Alors pourquoi le président s'obstine t-il tant à remettre en cause le repos dominical ?
Faut-il y voir la main de certains lobbies, comme les chaînes de supermarché ? On ne les savait pas si pressants sur ce sujet.
L'idéologie du travailler plus pour gagner plus , qui semble au point de départ du projet, sonne particulièrement faux dans un contexte de récession. Aucun économiste sérieux ne soutient que l'ouverture des magasins un jour de plus va accroître la consommation d'une population qui voit jour après jour son pouvoir d'achat réel se réduire.
Abolir les repères
Comment s'empêcher dès lors de voir là, une fois de plus, le signe d'un libéralisme brouillon qui poursuit son œuvre historique d'abolition des repères, celui du temps en l'occurrence.
L'ouverture généralisée des frontières rend l'espace national sans signification. La modification de la Constitution affaiblit les repères institutionnels. L'ouverture politique rend le clivage droite-gauche obsolète. Le laminage des droits sociaux affaiblit les solidarités traditionnelles et donc les repères collectifs. Le lycée à la carte et la polyvalence des professeurs (un projet heureusement suspendu) dévalorisent les spécialités académiques.
Les révolutionnaires de 1792 avaient remis en cause le calendrier, le régime ultra-capitaliste lui emboîte le pas. Ce capitalisme, dont Marx a montré qu'il était le plus efficace des révolutionnaires, refuse toute distinction, tout repère, tout relief (hors celui de l'argent), y compris entre les jours de la semaine. Les révolutionnaires haïssent toute distinction, celle des hommes comme celle des institutions. Le dimanche était à la fois un point de repère et un jour pas comme les autres. Il faut lui couper la tête. Il faut que le dimanche cesse d'être un jour distingué pour devenir un jour ordinaire .

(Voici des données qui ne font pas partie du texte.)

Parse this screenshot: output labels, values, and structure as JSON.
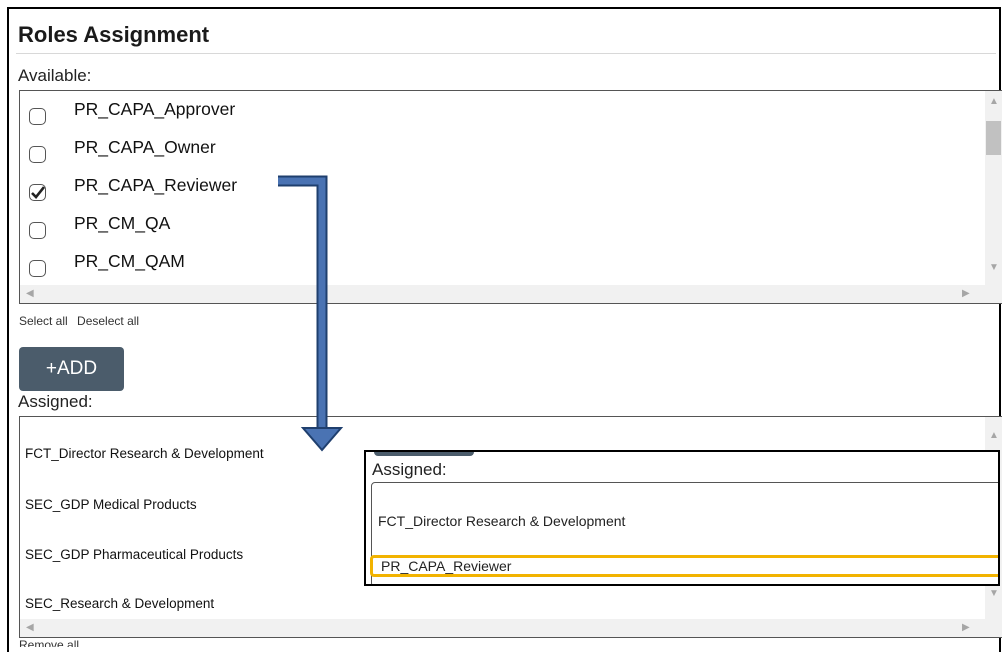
{
  "section": {
    "title": "Roles Assignment"
  },
  "available": {
    "label": "Available:",
    "items": [
      {
        "label": "PR_CAPA_Approver",
        "checked": false
      },
      {
        "label": "PR_CAPA_Owner",
        "checked": false
      },
      {
        "label": "PR_CAPA_Reviewer",
        "checked": true
      },
      {
        "label": "PR_CM_QA",
        "checked": false
      },
      {
        "label": "PR_CM_QAM",
        "checked": false
      }
    ],
    "select_all": "Select all",
    "deselect_all": "Deselect all"
  },
  "add_button": {
    "label": "+ADD"
  },
  "assigned": {
    "label": "Assigned:",
    "items": [
      "FCT_Director Research & Development",
      "SEC_GDP Medical Products",
      "SEC_GDP Pharmaceutical Products",
      "SEC_Research & Development"
    ],
    "remove_all": "Remove all"
  },
  "zoom_callout": {
    "label": "Assigned:",
    "items": [
      "FCT_Director Research & Development",
      "PR_CAPA_Reviewer"
    ],
    "highlight_color": "#f2b300"
  },
  "colors": {
    "button_bg": "#4b5c6b",
    "arrow": "#4a73b3"
  }
}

Le contraire de la distinction, c'est la vulgarité. Comment ne pas voir là le triomphe d'une certaine forme de vulgarité ? Peut-être même la vulgarité est-elle en définitive le vrai ressort des promoteurs de cette affaire. Dans le climat d'affaissement des repères religieux et civiques, le dimanche ne sera plus le jour du culte ou de la vie sociale, il sera plus que jamais celui de la grande glandouille sur ces nouveaux espaces sacrés que sont les centres commerciaux, temples d'un nouveau culte, d'un nouvel opium du peuple où brillent face à une jeunesse désœuvrée, désargentée et sans repères, les néons illusoires d'une société de consommation ayant tout détruit en dehors d'elle.